On the 9th May 2013 the Bishop of Lichfield, the Rt Revd Jonathan Gledhill spoke in the debate responding to the Queen’s Speech. Bishop Jonathan addressed the areas of immigration and asylum reform along with a range of other areas relating to his interests in Home Affairs. Concluding his remarks the bishop reminded the House of the importance of ensuring a unified society, adopting polices which do not disproportionately impact those least able to make choices for themselves.
The Lord Bishop of Lichfield: My Lords, the gracious Speech bears out the Government’s intention to work towards an orderly society in which a fair and transparent system of justice supports the aspirations of all law-abiding citizens as they cope with challenging times. I am grateful to the Minister for his clarifications and extra enlightenment. There is much in this programme to welcome, but one must emphasise the priority that needs to be given to the most disadvantaged within our borders. In President Kennedy’s famous inaugural speech, he memorably said:
“If a free society cannot help the many who are poor, it cannot save the few who are rich”.
The Government have focused in particular on their proposals on immigration. There are real complexities involved in removing a small number of people who are considered very dangerous to us, but these hard cases should not detract attention from the human impacts of the immigration system. I will not forget the experience of joining the wrong queue for immigration at Heathrow, having to wait ages to be seen, and watching the distress of the families and elderly being poorly treated by overworked staff. The administrative splitting of the UK Border Agency will be welcome if it aids efficiency and speeds the processing of cases, especially as the so-called backlogs in the immigration system often represent real people who have been waiting many years for decisions, unable to work or contribute to our society. The emphasis on law enforcement raises some concerns about a presumption of guilt creeping into the system.
It may well be appropriate to take particular measures to reduce the pull factor for those contemplating coming to the UK, but the problem remains of inadequate practical support for those, including families with children, who are caught in the asylum system but cannot be returned to another country. Further, in considering whether a foreign national offender should be removed from the country, it is important that judges retain their discretion to make judgments between people’s Article 8 rights in terms of family life, and the risk of harm that the person presents. Not everyone appreciates that many organisations, including our own church, are global in reach, and it is becoming more and more difficult to invite visiting bishops and professors to make their contribution to the unity that we all seek.

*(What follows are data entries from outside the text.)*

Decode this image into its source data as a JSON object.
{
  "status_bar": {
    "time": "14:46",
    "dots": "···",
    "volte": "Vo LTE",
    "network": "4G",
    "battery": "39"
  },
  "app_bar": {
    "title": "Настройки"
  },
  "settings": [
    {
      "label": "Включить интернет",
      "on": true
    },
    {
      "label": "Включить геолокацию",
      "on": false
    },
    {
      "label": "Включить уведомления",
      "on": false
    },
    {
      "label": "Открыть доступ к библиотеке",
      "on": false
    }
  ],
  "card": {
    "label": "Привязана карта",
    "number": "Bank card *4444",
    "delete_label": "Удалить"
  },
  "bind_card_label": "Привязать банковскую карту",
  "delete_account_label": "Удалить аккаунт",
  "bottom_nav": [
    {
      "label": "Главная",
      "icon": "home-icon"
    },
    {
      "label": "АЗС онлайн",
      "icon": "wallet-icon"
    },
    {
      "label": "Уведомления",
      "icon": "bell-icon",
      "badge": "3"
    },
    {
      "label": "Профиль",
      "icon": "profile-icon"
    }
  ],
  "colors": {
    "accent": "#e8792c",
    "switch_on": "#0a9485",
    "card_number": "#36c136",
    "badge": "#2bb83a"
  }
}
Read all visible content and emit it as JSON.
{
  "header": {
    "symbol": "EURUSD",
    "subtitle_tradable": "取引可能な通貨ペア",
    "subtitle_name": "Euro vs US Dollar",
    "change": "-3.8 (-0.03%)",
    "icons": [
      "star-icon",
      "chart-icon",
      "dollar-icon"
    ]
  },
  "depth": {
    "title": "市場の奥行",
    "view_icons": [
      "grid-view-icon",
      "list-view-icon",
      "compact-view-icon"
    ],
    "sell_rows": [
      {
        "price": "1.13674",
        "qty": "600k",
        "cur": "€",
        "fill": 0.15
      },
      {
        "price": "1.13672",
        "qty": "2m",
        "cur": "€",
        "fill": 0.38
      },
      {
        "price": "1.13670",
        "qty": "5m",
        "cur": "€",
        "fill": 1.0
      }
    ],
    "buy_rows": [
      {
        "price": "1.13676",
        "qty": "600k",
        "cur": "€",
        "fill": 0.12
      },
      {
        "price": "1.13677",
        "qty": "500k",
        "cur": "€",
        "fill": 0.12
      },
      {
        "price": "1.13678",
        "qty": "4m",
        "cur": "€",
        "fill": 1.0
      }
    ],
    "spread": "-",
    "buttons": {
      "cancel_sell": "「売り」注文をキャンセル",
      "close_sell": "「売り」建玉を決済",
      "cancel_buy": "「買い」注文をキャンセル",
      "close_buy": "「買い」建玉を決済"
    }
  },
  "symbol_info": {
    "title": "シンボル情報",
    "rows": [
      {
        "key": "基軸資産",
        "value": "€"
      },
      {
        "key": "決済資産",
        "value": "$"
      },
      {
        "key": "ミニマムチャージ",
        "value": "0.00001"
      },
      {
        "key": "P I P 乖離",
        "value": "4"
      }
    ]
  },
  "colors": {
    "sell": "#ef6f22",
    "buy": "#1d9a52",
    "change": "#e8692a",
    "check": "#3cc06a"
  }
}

In the Government’s proposals on curbing anti-social behaviour, the rationalisation of the system is broadly welcome, especially with the changes recently made in response to parliamentary scrutiny, but the nature of the new injunctions and orders carries a risk of net-widening. As many have pointed out, the measures proposed in the Bill are reactive. The Government’s strategy needs also to include preventive measures to address the root causes of anti-social behaviour and focus especially on early intervention and active support of family life. This is especially important because of the sanctions attached to breach of the injunctions and orders proposed. There is strong evidence that drawing children and young people into the youth justice system can often do them more harm than good.
On reform of the way in which offenders are rehabilitated in England and Wales, I warmly welcome the plans to extend post-sentence supervision to those serving sentences of less than 12 months. It is certainly true that the reoffending rate of more than 70% among young men in particular is shocking. However, there are organisations such as the church’s scheme in the Potteries that have succeeded, even in the most difficult cases, in bringing that figure down to 10%. I am sure that the Government will want to listen more carefully to such organisations. However, the plans to contract out most of the work currently done by probation trusts have perhaps been developed in haste; and this major change, which will affect more than 200,000 offenders each year, on the basis of a relatively untried system of contracting and with many questions unresolved about the effective management of risk in a fragmented offender management system, is itself a high-risk proposition.
The change in the regulation of gambling from a “place of supply” basis to a “point of consumption” basis, thereby drawing overseas operators into the scope of UK government regulation, is welcome and removes a manifest unfairness. The impact of the growing gambling industry on people’s lives, especially in areas of multiple deprivation, needs much more rigorous research in the face of relatively unsupported claims and counterclaims. It is disappointing that there is no reference in the gracious Speech to minimum unit pricing of alcohol. Much as I welcome a drink after a long day in the Chamber, I cannot deny the evidence. There is a widespread consensus among health professionals about the usefulness of such a measure, and the Government have previously made a commitment to introduce minimum pricing.
In summary, I recall the words of St Paul, passing on in his letter to the Galatian churches the instructions given him by James, Peter and John about building successful multinational communities. He said:
“All they asked was that we should continue to remember the poor”.
The citizens of this country rightly have an interest in maintaining an orderly and just society. Immigration, anti-social behaviour, gambling, alcohol control and all the aspects of ordering our society covered by the Government’s proposals present legitimate points of concern for us all. In addressing them, at a time of financial stringency, we must ensure that the solutions that we adopt do not tear us apart by bearing down disproportionately on those least able to make choices for themselves. We should continue to remember the poor.